Bold budget to invest in the future

Reporter: MARINA BERRY
Date published: 15 June 2011


CHANGES worth more than £2million to Oldham Council’s budget will pave the way for an authority which gives power back to the people.

Cabinet members gave their backing to Labour’s emergency budget plans this week, redirecting funds to its own priorities after snatching control from the Lib-Dem/Conservative coalition in the May elections.

Council leader Jim McMahon said: “I hope people will see it’s a budget for fairness and progress and investing in the future.”

Calling it a “bold first statement” for the new administration, Labour says it is showing financial prudence by staying within the existing budget at no extra cost to council taxpayers. The proposals bring free parking for disabled drivers, extra support for school leavers and more power to district partnerships.

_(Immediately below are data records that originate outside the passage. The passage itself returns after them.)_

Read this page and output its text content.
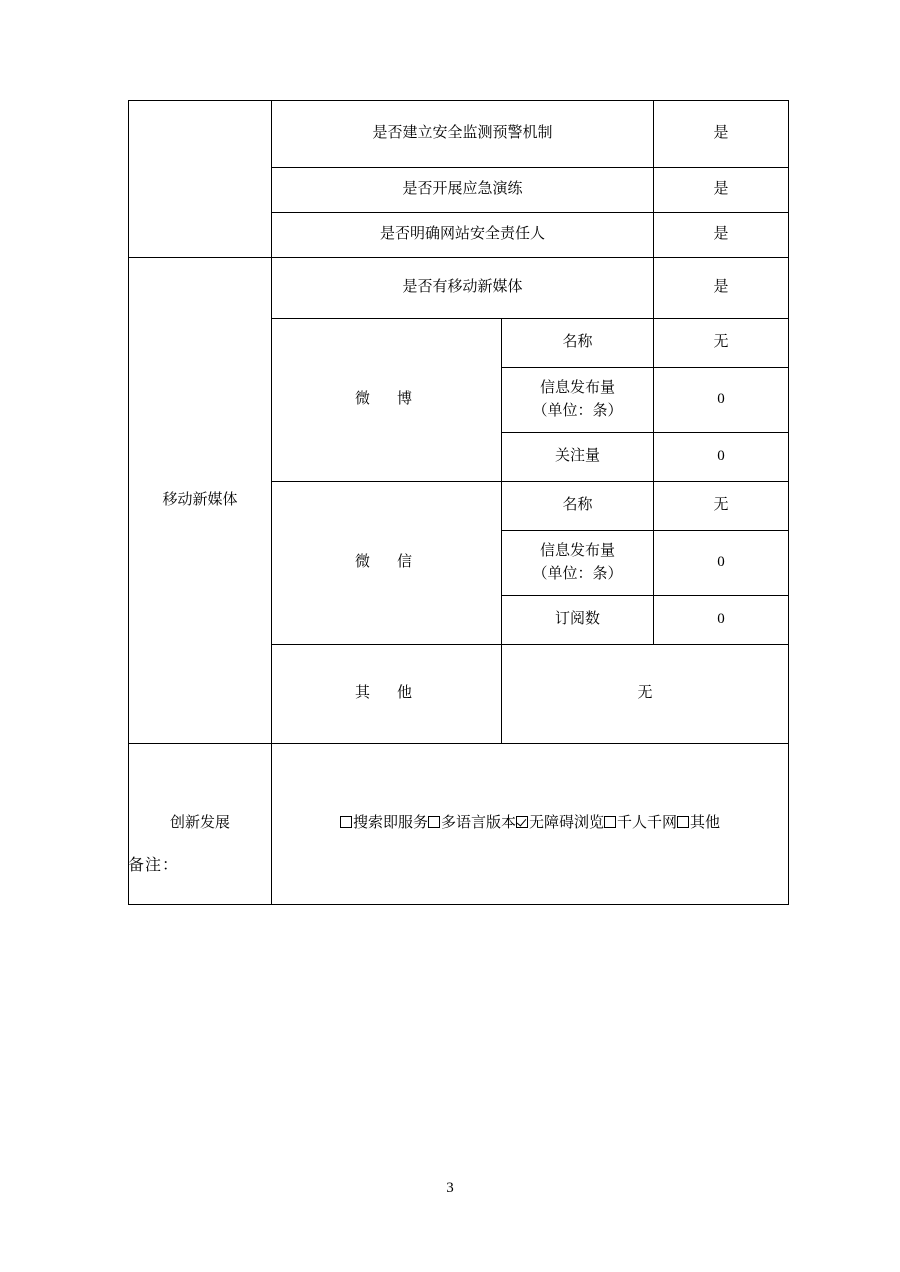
	是否建立安全监测预警机制		是
	是否开展应急演练		是
	是否明确网站安全责任人		是
移动新媒体	是否有移动新媒体		是
	微　博	名称	无

		信息发布量
（单位：条）	0
		关注量	0
	微　信	名称	无

		信息发布量
（单位：条）	0
		订阅数	0
	其　他	无	
创新发展	搜索即服务 多语言版本 无障碍浏览 千人千网 其他		
备注：
3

And the revisions, worth just over £2million over two years, will kick-start transformation into a co-operative council which promises a bigger say for residents, the community and voluntary groups into how money is spent and how services are delivered.

Councillor McMahon said an emergency budget, following a budget already introduced by the previous administration, could only ever have a minimal effect.

“Where staff have already been made redundant or services stopped, it would be uneconomical to bring them back,” he said, with the exception being the reopening of Limecroft care home.

He said the council would now work towards paying its staff a decent living wage, saying: “It’s immoral to pay people less than it costs to live.”

And he said action to claw back cash to help fund the changes — including cutting councillors’ allowances and benefits by £65,000 this financial year and £107,000 next year, as well as cutting their support services — would show councillors were “doing their bit.”

Switching of funds focusses chiefly on investment in neighbourhoods in a bid to give power back to new district offices which are closer to residents and their needs.

Councillor McMahon added: “Each district will have its own fully-staffed town hall. Frontline services will eventually be devolved to neighbourhoods.”

He said of the budget revisions: “Most striking is the investment in neighbourhoods and co-operative working. It is frustrating as a member of a district partnership to never have any money make real differences in our particular areas.

“There will now be a fund for big-ticket items, such as extensions to libraries and playgrounds. You can have as many talking shops as you want, but if people want to deliver on the ground they need the resources to do it.”